Thanks. I really appreciate that description. And when we get to the punchline in a minute, it's going to be interesting to see whether the behavior of the industry in this natural history that you talked about is similar, given that the substances are so different. We'll get to that in a minute. So Eszter, I'd like to turn to you. What kind of information did you pull together to write this paper?
I think I looked at over a thousand different documents. But there were two clear types that I interrogated to pull together all of our background data. The first category was publicly available data, so that could have been a clinical study, epidemiological study, advertisement by the company, CDC or other government reports, mortality data, etc. But then there was also a distinct different type of data that we really looked at and that was really useful for putting together these pictures of the natural history, which was internal documents. In some cases, these could have been leaked by an internal employee, which was the case with the so called 'brown documents' with tobacco. But it also came from sometimes court hearings or as a result of lawsuits that the companies had to release internal data. It was really interesting to compile together the different sides, of the outside look from CDC reports, and then the insider scoop from Purdue Pharma. So, it's a very well rounded, interesting way to find all this data.
I admire your effort. It's a big job to do a normal scientific review where you might have 50 papers and you were looking at things that were much harder to obtain and a vast number of things that are really quite different in character. Boy, congratulations for just reading all those things. Tell us what you found.

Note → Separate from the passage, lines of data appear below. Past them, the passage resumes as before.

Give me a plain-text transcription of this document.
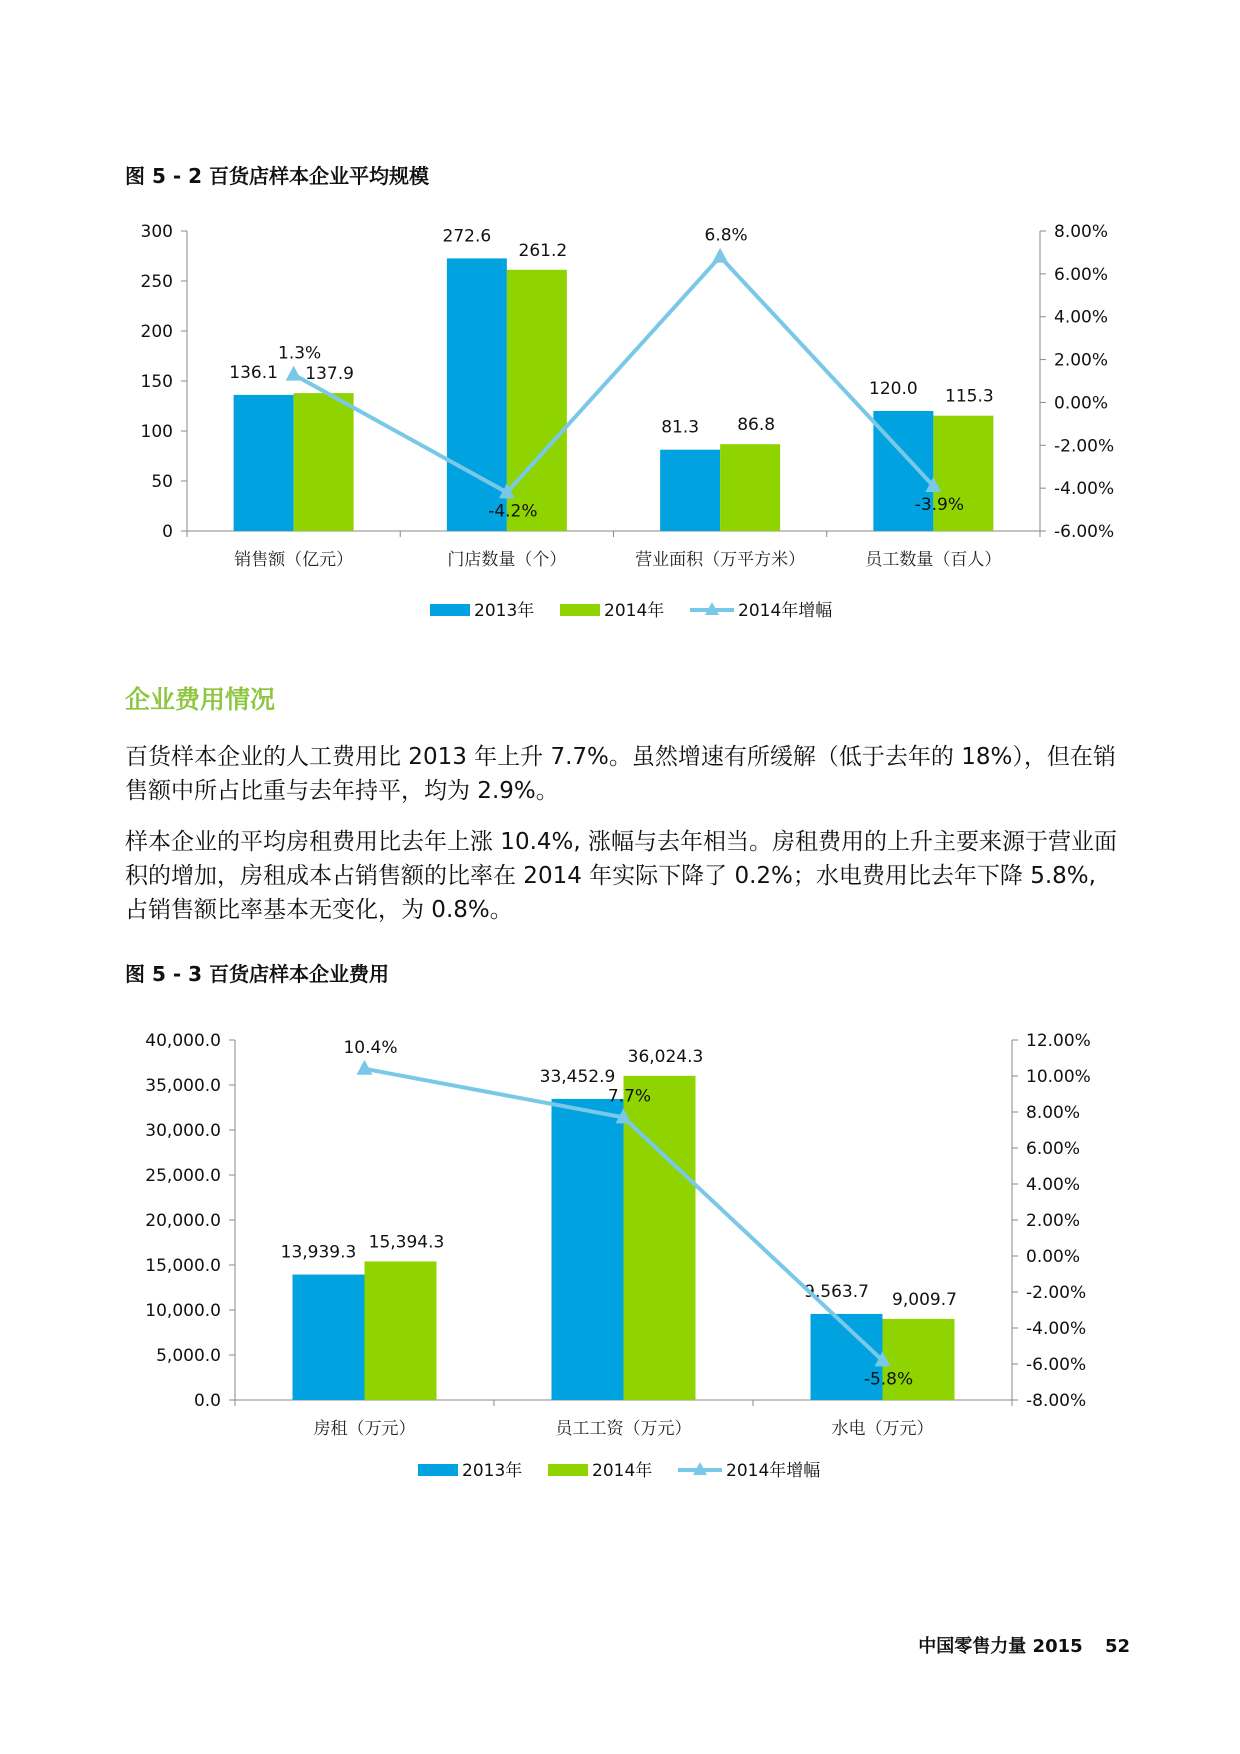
图 5 - 2 百货店样本企业平均规模
0
50
100
150
200
250
300
-6.00%
-4.00%
-2.00%
0.00%
2.00%
4.00%
6.00%
8.00%
136.1 137.9
销售额（亿元）
272.6
261.2
门店数量（个）
81.3 86.8
营业面积（万平方米）
120.0 115.3
员工数量（百人）
1.3%
-4.2%
6.8%
-3.9%
2013年	2014年	2014年增幅
企业费用情况

百货样本企业的人工费用比 2013 年上升 7.7%。虽然增速有所缓解（低于去年的 18%），但在销售额中所占比重与去年持平，均为 2.9%。

样本企业的平均房租费用比去年上涨 10.4%, 涨幅与去年相当。房租费用的上升主要来源于营业面积的增加，房租成本占销售额的比率在 2014 年实际下降了 0.2%；水电费用比去年下降 5.8%, 占销售额比率基本无变化，为 0.8%。

图 5 - 3 百货店样本企业费用
0.0
5,000.0
10,000.0
15,000.0
20,000.0
25,000.0
30,000.0
35,000.0
40,000.0
-8.00%
-6.00%
-4.00%
-2.00%
0.00%
2.00%
4.00%
6.00%
8.00%
10.00%
12.00%
13,939.3
15,394.3
房租（万元）
33,452.9
36,024.3
员工工资（万元）
9,563.7 9,009.7
水电（万元）
10.4%
7.7%
-5.8%
2013年	2014年	2014年增幅
中国零售力量 2015 52
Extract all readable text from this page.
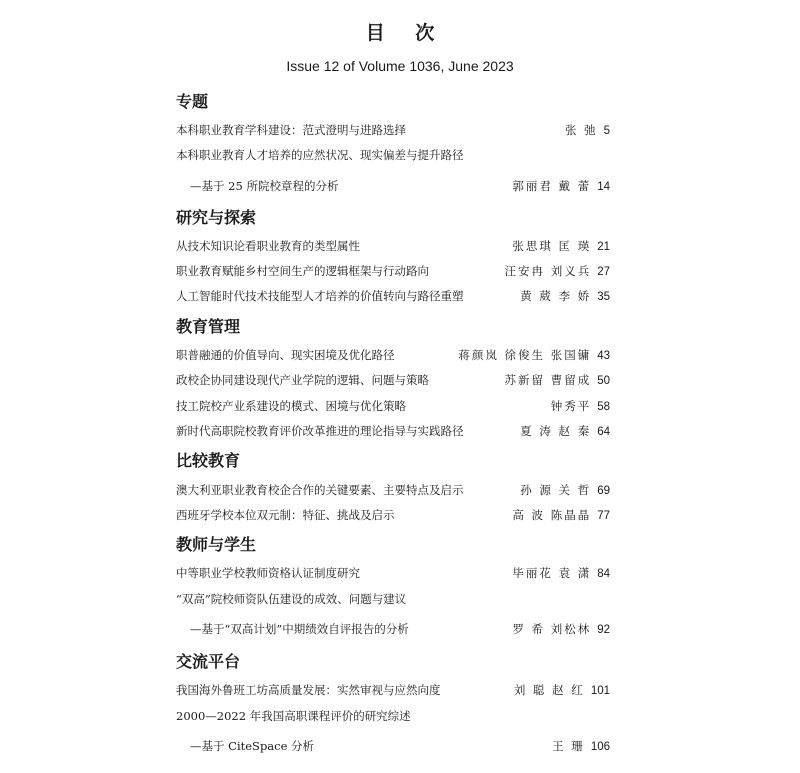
目 次
Issue 12 of Volume 1036, June 2023
专题
本科职业教育学科建设：范式澄明与进路选择	张 弛 5
本科职业教育人才培养的应然状况、现实偏差与提升路径
—基于 25 所院校章程的分析	郭丽君 戴 蕾 14
研究与探索
从技术知识论看职业教育的类型属性	张思琪 匡 瑛 21
职业教育赋能乡村空间生产的逻辑框架与行动路向	汪安冉 刘义兵 27
人工智能时代技术技能型人才培养的价值转向与路径重塑	黄 葳 李 娇 35
教育管理
职普融通的价值导向、现实困境及优化路径	蒋颜岚 徐俊生 张国镛 43
政校企协同建设现代产业学院的逻辑、问题与策略	苏新留 曹留成 50
技工院校产业系建设的模式、困境与优化策略	钟秀平 58
新时代高职院校教育评价改革推进的理论指导与实践路径	夏 涛 赵 秦 64
比较教育
澳大利亚职业教育校企合作的关键要素、主要特点及启示	孙 源 关 哲 69
西班牙学校本位双元制：特征、挑战及启示	高 波 陈晶晶 77
教师与学生
中等职业学校教师资格认证制度研究	毕丽花 袁 潇 84
“双高”院校师资队伍建设的成效、问题与建议
—基于“双高计划”中期绩效自评报告的分析	罗 希 刘松林 92
交流平台
我国海外鲁班工坊高质量发展：实然审视与应然向度	刘 聪 赵 红 101
2000—2022 年我国高职课程评价的研究综述
—基于 CiteSpace 分析	王 珊 106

Gosh, so even though there's so many distinct differences between a lot of these epidemics, what we actually found was that there was a lot of narrative similarities. And because of that, we could really create this holistic, but also really well-fitting idea of market driven epidemics. A lot of the corporate strategies were either mirrored, imitated, or in some cases quite literally lifted over because of overlapping ownership between the companies.

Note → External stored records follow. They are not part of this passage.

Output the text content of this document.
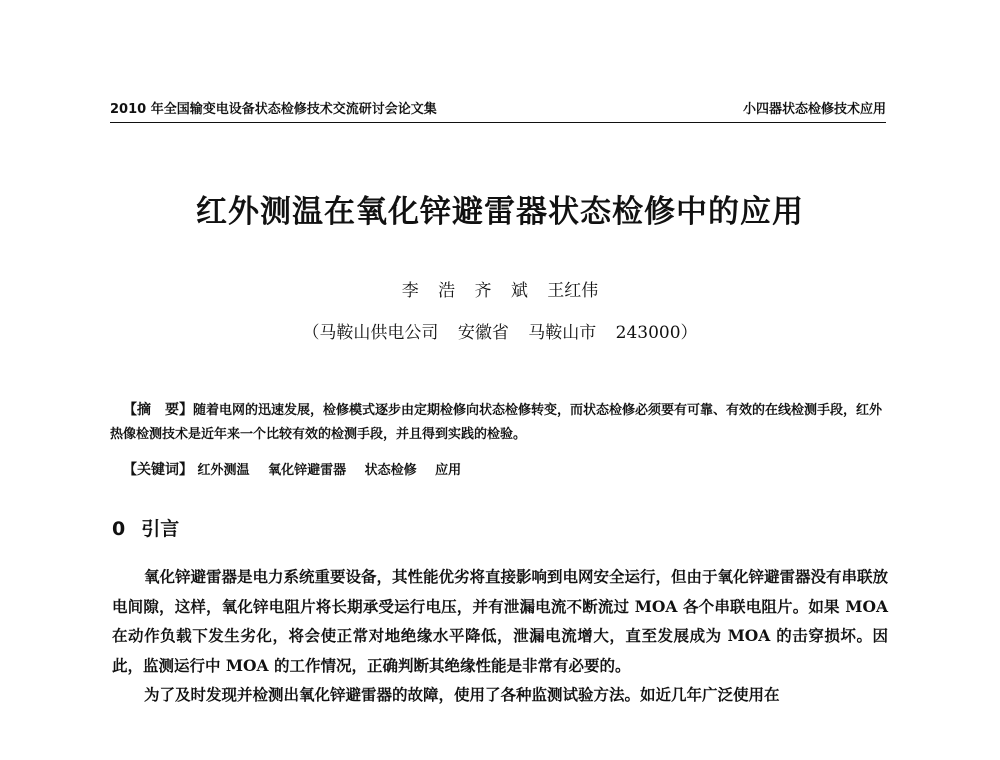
2010 年全国输变电设备状态检修技术交流研讨会论文集	小四器状态检修技术应用
红外测温在氧化锌避雷器状态检修中的应用
李 浩 齐 斌 王红伟
（马鞍山供电公司 安徽省 马鞍山市 243000）

【摘　要】随着电网的迅速发展，检修模式逐步由定期检修向状态检修转变，而状态检修必须要有可靠、有效的在线检测手段，红外热像检测技术是近年来一个比较有效的检测手段，并且得到实践的检验。

【关键词】 红外测温 氧化锌避雷器 状态检修 应用
0 引言

氧化锌避雷器是电力系统重要设备，其性能优劣将直接影响到电网安全运行，但由于氧化锌避雷器没有串联放电间隙，这样，氧化锌电阻片将长期承受运行电压，并有泄漏电流不断流过 MOA 各个串联电阻片。如果 MOA 在动作负载下发生劣化，将会使正常对地绝缘水平降低，泄漏电流增大，直至发展成为 MOA 的击穿损坏。因此，监测运行中 MOA 的工作情况，正确判断其绝缘性能是非常有必要的。

为了及时发现并检测出氧化锌避雷器的故障，使用了各种监测试验方法。如近几年广泛使用在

One of the things that we really wanted to hammer into our article was that producers not only created their product, but they also manufactured doubt. Which means that they created, on purpose, public hesitancy around their product even when they internally knew that it was harmful to health. They wanted the public to be on the fence about what the health impact of their product was. There was a lot of different ways that they achieved that goal. Sometimes it was through showing propaganda films in high schools. Which I still can't believe that happened and then that was legal. But also in different ways, like co-opting science, paying scientists to publish articles in their favor. I know a really famous example of this that has now been public is that two Harvard researchers in cardiovascular disease published saying that sugar was not harmful to health. So, there's a lot of different ways that they achieved it, but the goals overall were very similar by all the companies.